The £1 AI Deal: What It Really Means for Small Businesses
- Nick Maidment
- Aug 14
- 2 min read
It’s not about the price
A headline offer of near-free AI looks like a bargain. In reality, it’s a distribution play. If a tool becomes the default in your team’s day-to-day work, the vendor wins future revenue — through renewals, add-ons and usage growth. That doesn’t make the offer bad; it just means you should approach it like any other procurement decision.
Expect sharper deals — but read the small print
As vendors compete, you’ll see discounted seats, credits and training bundled in. Welcome it, but protect yourself. Ask for clear service levels, response times and uptime.
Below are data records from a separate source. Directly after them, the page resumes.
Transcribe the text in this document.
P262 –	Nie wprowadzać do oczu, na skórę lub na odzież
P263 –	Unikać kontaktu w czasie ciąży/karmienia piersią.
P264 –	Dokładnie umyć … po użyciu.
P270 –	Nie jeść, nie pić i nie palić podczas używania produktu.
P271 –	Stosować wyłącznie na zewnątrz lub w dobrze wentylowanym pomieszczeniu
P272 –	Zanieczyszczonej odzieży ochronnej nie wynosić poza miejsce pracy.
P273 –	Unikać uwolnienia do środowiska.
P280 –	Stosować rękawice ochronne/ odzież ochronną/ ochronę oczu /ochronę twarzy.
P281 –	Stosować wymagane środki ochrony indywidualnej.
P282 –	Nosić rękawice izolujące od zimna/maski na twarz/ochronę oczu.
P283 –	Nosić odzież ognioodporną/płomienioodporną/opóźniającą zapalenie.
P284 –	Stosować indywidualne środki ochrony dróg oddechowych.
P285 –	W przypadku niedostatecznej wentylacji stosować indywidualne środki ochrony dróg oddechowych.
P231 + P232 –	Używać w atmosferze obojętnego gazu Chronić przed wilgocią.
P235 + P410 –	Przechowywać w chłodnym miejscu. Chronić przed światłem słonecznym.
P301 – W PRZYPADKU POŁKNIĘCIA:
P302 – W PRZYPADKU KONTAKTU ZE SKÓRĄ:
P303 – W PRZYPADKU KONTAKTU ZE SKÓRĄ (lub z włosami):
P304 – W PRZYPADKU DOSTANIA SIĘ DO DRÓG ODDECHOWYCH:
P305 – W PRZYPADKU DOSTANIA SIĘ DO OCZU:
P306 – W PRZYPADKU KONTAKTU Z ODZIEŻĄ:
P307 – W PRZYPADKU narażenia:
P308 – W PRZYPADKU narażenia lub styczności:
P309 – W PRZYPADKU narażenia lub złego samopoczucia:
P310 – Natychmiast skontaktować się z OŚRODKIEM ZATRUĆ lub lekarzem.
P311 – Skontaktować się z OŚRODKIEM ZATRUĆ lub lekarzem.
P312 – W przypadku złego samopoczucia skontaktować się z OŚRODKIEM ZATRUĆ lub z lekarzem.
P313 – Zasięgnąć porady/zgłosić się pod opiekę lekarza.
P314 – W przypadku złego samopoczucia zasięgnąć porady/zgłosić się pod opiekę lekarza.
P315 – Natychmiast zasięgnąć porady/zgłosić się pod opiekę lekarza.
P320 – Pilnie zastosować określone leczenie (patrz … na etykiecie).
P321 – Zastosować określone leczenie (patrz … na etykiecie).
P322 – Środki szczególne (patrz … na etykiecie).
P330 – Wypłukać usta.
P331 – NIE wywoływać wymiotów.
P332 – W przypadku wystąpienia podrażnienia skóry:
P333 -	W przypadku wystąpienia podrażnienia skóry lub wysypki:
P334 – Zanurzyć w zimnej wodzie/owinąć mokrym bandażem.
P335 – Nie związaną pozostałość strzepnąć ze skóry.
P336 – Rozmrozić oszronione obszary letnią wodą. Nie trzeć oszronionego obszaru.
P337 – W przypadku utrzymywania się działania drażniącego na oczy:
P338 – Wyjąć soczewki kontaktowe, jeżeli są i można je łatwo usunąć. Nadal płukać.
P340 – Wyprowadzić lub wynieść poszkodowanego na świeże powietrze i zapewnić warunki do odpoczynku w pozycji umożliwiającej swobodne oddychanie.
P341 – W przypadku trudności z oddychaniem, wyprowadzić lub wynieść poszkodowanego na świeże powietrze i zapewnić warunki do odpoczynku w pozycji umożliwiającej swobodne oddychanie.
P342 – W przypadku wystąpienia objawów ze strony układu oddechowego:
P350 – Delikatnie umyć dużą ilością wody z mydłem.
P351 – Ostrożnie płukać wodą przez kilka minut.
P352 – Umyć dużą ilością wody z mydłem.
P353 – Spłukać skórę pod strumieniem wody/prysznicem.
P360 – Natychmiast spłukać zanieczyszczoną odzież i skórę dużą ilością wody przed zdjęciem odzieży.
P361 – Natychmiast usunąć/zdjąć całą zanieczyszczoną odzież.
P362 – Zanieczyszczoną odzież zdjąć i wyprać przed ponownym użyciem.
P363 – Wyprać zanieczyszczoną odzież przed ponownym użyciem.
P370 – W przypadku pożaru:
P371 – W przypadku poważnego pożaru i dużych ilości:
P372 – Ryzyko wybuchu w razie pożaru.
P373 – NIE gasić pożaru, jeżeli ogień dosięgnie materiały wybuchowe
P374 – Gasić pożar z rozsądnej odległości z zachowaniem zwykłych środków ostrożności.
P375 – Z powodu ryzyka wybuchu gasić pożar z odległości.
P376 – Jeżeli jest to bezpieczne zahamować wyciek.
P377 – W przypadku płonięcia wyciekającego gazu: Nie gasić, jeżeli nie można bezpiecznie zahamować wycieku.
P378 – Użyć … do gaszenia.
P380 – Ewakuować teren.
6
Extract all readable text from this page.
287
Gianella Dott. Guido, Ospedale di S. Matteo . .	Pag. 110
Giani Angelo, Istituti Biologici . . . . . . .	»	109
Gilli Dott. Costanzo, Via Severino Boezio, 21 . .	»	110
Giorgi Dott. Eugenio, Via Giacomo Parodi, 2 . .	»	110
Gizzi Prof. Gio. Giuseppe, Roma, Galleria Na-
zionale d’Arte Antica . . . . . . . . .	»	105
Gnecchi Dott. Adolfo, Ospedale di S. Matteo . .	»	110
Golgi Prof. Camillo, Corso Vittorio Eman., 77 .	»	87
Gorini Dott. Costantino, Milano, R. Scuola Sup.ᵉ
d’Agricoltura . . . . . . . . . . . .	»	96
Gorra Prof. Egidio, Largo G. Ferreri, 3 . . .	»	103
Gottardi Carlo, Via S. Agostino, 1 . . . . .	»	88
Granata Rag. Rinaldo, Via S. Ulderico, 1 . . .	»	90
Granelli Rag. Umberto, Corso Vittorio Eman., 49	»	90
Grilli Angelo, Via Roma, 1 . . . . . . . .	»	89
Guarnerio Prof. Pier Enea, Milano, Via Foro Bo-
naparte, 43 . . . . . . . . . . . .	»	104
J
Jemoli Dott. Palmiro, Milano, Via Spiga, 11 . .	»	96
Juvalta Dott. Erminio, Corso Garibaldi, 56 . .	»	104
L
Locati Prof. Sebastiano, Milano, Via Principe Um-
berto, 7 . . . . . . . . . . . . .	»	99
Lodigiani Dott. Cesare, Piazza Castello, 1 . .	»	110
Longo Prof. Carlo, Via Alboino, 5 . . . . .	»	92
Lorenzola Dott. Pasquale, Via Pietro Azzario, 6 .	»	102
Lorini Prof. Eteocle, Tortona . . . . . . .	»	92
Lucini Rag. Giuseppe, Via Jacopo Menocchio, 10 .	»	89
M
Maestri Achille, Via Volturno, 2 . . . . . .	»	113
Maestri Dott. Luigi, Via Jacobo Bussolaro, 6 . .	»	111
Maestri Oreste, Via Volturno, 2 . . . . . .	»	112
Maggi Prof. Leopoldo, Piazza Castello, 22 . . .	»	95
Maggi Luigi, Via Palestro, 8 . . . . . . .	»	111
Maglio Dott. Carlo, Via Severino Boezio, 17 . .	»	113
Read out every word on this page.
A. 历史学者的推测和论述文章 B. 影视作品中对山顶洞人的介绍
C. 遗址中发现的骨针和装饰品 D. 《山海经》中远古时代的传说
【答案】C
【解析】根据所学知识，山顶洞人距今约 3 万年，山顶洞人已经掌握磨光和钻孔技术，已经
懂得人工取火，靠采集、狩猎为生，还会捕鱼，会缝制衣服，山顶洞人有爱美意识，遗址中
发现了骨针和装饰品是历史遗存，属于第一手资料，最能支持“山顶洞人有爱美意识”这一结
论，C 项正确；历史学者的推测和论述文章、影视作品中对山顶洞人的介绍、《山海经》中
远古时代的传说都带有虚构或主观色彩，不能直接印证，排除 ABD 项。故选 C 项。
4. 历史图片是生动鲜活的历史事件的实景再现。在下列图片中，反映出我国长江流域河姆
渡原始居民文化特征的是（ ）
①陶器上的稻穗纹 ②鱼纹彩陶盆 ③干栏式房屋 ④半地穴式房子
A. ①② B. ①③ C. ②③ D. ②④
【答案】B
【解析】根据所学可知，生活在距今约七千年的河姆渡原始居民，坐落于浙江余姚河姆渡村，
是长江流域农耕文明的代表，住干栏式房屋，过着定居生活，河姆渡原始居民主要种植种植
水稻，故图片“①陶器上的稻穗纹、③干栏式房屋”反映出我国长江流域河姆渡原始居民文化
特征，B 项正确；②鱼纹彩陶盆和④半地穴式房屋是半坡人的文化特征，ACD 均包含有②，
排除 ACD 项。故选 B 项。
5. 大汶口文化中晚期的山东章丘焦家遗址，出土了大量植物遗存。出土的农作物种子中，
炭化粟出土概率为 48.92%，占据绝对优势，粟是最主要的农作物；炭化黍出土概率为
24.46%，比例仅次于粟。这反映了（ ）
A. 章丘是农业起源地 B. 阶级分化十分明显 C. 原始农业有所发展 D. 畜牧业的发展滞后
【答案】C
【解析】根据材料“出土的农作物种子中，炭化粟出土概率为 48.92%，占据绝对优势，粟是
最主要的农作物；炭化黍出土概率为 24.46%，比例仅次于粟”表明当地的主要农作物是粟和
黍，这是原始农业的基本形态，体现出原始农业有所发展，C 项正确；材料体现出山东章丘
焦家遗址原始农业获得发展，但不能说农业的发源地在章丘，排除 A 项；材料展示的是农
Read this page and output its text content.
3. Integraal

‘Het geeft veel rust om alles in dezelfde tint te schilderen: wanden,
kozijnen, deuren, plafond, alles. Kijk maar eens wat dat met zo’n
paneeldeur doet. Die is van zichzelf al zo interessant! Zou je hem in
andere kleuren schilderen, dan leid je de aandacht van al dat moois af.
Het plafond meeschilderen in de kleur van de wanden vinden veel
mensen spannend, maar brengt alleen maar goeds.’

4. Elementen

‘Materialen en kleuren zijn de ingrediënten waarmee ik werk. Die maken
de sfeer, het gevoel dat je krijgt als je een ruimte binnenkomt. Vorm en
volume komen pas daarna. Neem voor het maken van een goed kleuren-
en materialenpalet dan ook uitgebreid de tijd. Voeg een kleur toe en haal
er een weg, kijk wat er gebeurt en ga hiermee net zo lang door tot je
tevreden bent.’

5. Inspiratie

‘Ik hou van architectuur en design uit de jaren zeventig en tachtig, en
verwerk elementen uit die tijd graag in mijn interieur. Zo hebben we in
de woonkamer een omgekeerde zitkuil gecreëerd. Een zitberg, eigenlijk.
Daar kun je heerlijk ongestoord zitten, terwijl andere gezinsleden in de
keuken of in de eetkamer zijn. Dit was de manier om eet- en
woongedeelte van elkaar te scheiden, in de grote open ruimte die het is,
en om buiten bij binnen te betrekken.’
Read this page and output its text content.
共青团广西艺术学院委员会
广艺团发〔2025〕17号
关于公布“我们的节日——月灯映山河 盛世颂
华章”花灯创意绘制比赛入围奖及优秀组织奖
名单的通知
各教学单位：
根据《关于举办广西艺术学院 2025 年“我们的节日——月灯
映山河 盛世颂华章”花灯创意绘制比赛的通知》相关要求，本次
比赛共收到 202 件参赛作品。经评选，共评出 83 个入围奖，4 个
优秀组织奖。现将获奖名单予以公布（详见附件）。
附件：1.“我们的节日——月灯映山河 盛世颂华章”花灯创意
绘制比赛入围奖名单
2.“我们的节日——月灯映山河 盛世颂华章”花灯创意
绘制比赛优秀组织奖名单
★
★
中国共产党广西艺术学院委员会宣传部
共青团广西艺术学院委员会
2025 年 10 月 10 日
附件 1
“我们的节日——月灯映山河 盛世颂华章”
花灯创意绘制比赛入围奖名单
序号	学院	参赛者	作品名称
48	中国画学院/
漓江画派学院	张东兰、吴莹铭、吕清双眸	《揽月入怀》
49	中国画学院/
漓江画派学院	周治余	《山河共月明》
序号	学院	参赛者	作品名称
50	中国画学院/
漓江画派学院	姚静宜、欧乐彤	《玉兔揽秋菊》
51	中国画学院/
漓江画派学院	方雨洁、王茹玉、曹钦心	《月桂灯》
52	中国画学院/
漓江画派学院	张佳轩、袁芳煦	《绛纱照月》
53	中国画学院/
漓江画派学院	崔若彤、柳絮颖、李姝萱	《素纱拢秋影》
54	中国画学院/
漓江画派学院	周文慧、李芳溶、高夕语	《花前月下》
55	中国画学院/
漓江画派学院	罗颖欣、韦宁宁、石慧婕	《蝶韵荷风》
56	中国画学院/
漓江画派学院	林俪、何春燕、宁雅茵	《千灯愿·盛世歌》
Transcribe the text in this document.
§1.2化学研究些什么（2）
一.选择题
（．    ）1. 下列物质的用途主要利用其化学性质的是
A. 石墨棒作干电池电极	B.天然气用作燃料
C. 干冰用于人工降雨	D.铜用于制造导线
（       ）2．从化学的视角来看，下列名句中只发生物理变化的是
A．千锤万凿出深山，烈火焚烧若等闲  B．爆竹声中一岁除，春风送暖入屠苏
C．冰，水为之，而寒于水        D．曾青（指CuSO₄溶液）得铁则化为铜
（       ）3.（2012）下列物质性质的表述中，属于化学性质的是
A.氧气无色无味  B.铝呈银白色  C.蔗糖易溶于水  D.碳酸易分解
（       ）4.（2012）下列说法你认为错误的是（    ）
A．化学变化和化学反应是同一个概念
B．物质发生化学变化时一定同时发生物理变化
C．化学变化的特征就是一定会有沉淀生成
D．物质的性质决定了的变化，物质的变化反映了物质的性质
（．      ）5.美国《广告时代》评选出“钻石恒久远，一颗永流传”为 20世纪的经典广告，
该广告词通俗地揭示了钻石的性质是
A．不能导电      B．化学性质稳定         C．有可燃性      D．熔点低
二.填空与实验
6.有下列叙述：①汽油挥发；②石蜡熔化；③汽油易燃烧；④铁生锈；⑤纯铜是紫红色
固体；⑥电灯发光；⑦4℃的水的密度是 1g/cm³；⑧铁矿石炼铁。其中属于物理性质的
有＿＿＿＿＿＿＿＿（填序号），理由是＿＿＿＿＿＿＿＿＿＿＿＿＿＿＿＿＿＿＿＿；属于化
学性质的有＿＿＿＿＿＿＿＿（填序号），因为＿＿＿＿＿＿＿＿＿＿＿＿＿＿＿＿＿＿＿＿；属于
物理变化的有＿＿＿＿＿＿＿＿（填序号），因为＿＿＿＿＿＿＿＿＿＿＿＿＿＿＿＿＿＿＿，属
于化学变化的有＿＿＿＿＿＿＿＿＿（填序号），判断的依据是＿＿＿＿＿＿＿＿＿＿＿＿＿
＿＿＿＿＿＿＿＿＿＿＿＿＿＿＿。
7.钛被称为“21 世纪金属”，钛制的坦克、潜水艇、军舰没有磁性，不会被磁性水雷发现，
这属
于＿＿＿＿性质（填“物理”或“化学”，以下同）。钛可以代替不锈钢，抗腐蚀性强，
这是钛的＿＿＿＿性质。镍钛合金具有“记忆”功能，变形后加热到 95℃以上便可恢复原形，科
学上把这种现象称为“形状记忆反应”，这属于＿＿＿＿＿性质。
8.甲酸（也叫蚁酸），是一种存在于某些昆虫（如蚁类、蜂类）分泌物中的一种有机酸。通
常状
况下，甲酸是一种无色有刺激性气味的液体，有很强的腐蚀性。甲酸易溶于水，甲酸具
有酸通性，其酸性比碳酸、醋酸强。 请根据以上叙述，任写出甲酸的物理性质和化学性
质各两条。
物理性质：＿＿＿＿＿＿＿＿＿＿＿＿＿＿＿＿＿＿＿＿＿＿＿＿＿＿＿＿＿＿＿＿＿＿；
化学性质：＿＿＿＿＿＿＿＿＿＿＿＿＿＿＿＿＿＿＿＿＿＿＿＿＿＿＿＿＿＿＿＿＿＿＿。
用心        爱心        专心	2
Confirm where data is stored, how long it’s kept, and who can access it. Make sure you can export your prompts, documents and chat histories in a usable format if you switch later.
Run a practical pilot, not a demo
Pick three real tasks: for example, draft a client email, summarise a report and build a social post with an image. Time the steps before and after. Check the tone, accuracy and how much editing was needed. Involve the people who’ll actually use the tool and capture their feedback in one page. If it doesn’t beat your current process, don’t buy it because it’s cheap.
Avoid silent lock-in
Lock-in isn’t only contracts. It’s templates, workflows and muscle memory. Reduce risk by keeping a second option available and writing your prompts in plain language you can move elsewhere. If you build the tool into a product or service, document a fallback so a model change doesn’t break delivery.
Budget for the whole cost, not just licences
Plan time for onboarding, training, prompt libraries, governance and basic security checks. Add a small allowance for monthly tuning of prompts and dashboards. Those hours matter more to outcomes than shaving pennies off a seat price.
Three takeaways
Pilot with purpose: define success, test on real tasks, and decide with evidence.
Buy portable: insist on data export, clear SLAs and fair exit terms.
Stay flexible: keep a backup tool and review quarterly so one change doesn’t stall your work.